Start Adding Ginger Beer To Your Meat Marinades And Thank Us Later

If you want highly flavored, tender, juicy meat, it might be time to mix some ginger beer into something besides your Moscow mule. Adding ginger beer to your marinade not only adds a punchy ginger flavor, but it adds sugar, acid, and carbonation. The fermented ginger is a flavor blast — that much you knew already. The sugar will help the meat brown, accelerating the Maillard reaction and giving you a deliciously savory exterior. The acid and carbonation, on the other hand, help tenderize and improve the experience of the cooked meat.

A study published in the Nigerian Journal of Animal Production found that of lime juice, pawpaw leaf extract, and carbonated drink marinades, the carbonated drink marinade resulted in the best piece of beef. It had the "best overall acceptability concerning sensory test[s]," the best color — even though the carbonated drink was colorless — and the least loss of moisture in refrigeration and cooking.

Depending on your marinade, you can use either ginger beer or ginger ale. Generally speaking, ginger beer will have a stronger, spicier ginger flavor and lighter sweetness — while a ginger ale will have a milder, sweeter flavor. They'll both have similar pH levels, hovering between three and three and a half, so it really comes down to what kind of flavor profile you want to achieve: Ginger beer? Stronger taste thanks to real ginger. Ginger ale? Milder taste thanks to ginger syrup.

Why does acid matter?

You may have noticed that many marinades have, at their base (no pun intended), an acid. That may be citrus juice, tomato juice, yogurt, or buttermilk. It's not just because it tastes delicious; there's a practical reason for it that cultures have picked up on over centuries. The acid is what makes it work.

A study in the 2010 issue of Meat Science showed that marinades with a lower pH — higher acidity — had a higher absorption during marinating. Acidic marinades have been proven to cause swelling of meat fibers, which tenderizes and flavors the meat, and various studies have shown that they can actually lower the temperatures at which gelatinization of collagen occurs, making the meat seem juicier. The study notes that the length of time meat is left to marinate vastly improves absorption rates as well.

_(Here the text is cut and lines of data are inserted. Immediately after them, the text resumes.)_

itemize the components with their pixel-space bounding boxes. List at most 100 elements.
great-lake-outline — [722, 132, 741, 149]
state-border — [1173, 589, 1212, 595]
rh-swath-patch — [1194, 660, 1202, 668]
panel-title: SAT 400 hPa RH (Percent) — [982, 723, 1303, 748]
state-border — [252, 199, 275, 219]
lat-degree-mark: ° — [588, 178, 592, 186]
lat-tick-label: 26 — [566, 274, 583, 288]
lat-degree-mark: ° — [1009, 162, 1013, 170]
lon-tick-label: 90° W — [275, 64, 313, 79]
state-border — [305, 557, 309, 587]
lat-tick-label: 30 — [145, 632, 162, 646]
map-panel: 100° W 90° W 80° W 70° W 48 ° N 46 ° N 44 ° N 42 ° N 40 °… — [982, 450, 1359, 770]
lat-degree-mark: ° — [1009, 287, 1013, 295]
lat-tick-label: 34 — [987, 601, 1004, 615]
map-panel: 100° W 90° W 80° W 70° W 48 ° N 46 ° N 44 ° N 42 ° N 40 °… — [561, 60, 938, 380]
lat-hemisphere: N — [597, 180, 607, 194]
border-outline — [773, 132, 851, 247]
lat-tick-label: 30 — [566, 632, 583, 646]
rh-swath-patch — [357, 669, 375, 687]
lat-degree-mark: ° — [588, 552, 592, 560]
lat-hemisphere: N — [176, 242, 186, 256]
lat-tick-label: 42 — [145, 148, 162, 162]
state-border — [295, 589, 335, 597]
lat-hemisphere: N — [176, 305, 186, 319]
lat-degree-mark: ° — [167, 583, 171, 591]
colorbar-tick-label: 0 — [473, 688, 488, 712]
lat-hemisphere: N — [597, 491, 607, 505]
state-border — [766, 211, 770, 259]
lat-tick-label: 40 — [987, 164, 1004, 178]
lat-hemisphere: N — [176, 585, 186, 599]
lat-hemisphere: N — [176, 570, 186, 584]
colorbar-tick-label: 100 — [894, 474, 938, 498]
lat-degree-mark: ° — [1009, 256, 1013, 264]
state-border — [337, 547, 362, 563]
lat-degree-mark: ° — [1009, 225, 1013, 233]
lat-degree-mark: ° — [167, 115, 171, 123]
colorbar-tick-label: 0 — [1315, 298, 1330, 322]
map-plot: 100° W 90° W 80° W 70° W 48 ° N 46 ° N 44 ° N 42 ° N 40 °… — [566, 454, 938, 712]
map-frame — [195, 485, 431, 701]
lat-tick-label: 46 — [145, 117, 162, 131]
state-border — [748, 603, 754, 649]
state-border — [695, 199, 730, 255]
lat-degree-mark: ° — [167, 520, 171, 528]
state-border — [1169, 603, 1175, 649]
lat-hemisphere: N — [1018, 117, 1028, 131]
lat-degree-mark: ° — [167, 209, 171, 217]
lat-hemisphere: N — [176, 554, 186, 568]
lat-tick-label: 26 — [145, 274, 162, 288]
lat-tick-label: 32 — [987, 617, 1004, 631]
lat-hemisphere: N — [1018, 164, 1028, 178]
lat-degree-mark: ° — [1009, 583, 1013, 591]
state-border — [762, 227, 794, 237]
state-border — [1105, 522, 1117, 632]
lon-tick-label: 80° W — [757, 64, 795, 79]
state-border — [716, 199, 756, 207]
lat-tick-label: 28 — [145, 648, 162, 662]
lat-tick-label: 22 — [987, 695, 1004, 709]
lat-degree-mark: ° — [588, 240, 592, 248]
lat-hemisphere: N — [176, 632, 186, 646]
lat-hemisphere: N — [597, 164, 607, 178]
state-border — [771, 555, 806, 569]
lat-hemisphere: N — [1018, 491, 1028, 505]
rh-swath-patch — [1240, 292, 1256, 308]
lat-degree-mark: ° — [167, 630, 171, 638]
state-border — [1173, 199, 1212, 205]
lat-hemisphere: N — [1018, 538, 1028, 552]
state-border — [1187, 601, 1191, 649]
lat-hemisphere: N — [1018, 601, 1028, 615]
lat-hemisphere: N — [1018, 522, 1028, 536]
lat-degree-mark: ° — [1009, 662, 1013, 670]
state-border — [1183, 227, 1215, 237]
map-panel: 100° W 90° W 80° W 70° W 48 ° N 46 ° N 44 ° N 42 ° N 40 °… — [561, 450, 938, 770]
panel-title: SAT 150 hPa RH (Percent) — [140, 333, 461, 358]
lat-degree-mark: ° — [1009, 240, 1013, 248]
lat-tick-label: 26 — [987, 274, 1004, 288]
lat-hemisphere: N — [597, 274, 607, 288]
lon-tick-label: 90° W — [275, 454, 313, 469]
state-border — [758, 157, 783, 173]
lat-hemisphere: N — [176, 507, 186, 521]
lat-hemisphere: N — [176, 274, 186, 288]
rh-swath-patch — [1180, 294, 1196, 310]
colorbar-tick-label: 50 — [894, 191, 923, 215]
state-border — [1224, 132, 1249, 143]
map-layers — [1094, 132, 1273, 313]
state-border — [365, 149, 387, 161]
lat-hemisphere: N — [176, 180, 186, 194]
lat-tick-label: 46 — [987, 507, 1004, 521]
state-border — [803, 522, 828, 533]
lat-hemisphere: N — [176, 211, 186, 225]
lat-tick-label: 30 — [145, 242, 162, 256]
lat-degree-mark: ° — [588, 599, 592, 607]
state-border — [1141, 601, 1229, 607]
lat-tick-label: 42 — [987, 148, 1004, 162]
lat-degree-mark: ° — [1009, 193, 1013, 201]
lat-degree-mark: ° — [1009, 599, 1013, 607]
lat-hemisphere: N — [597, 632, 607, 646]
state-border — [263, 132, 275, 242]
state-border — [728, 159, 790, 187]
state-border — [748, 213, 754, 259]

Adding ginger beer to your marinade, with its acidic pH of three-ish, lowers the overall pH of your marinade. The study found that a marinade pH between 3.8 and 4.2 was most effective in absorption. Adding other things to it like oil or water will raise the pH, but adding additional acids will help bring it back down.

Mixing ginger beer into your marinades

When you're thinking about marinating your meat with ginger beer, consider flavors that already pair well with ginger. Ginger and citrus juice, for example, are easy to build off of. Ginger beer and lime could be paired with cilantro or lemongrass for a Thai, Vietnamese, or Mexican dish. Ginger beer and orange could use a touch of allspice or chili for a Chinese dish. Ginger beer and lemon could be mixed with rosemary and thyme for something a little more Mediterranean.

But you can branch out from there by combining ginger beer with elements like apple cider or apple cider vinegar, a particularly delicious combination for pork. Or you could mix it with balsamic vinegar and sage to play up the warm woodiness of it. You could cut it with tropical juices like pineapple, mango, or passionfruit. Amp it up with jerk spices for a different take on its warm woodiness.

You can take your cue from sticky ginger garlic wings, mixing ginger beer with garlic, soy sauce, and a bit of maple syrup. Pop it into a marinade for whiskey ginger salmon. Experimentation with flavors you already know by playing a mental association game can help you turn ginger beer into your new favorite marinade.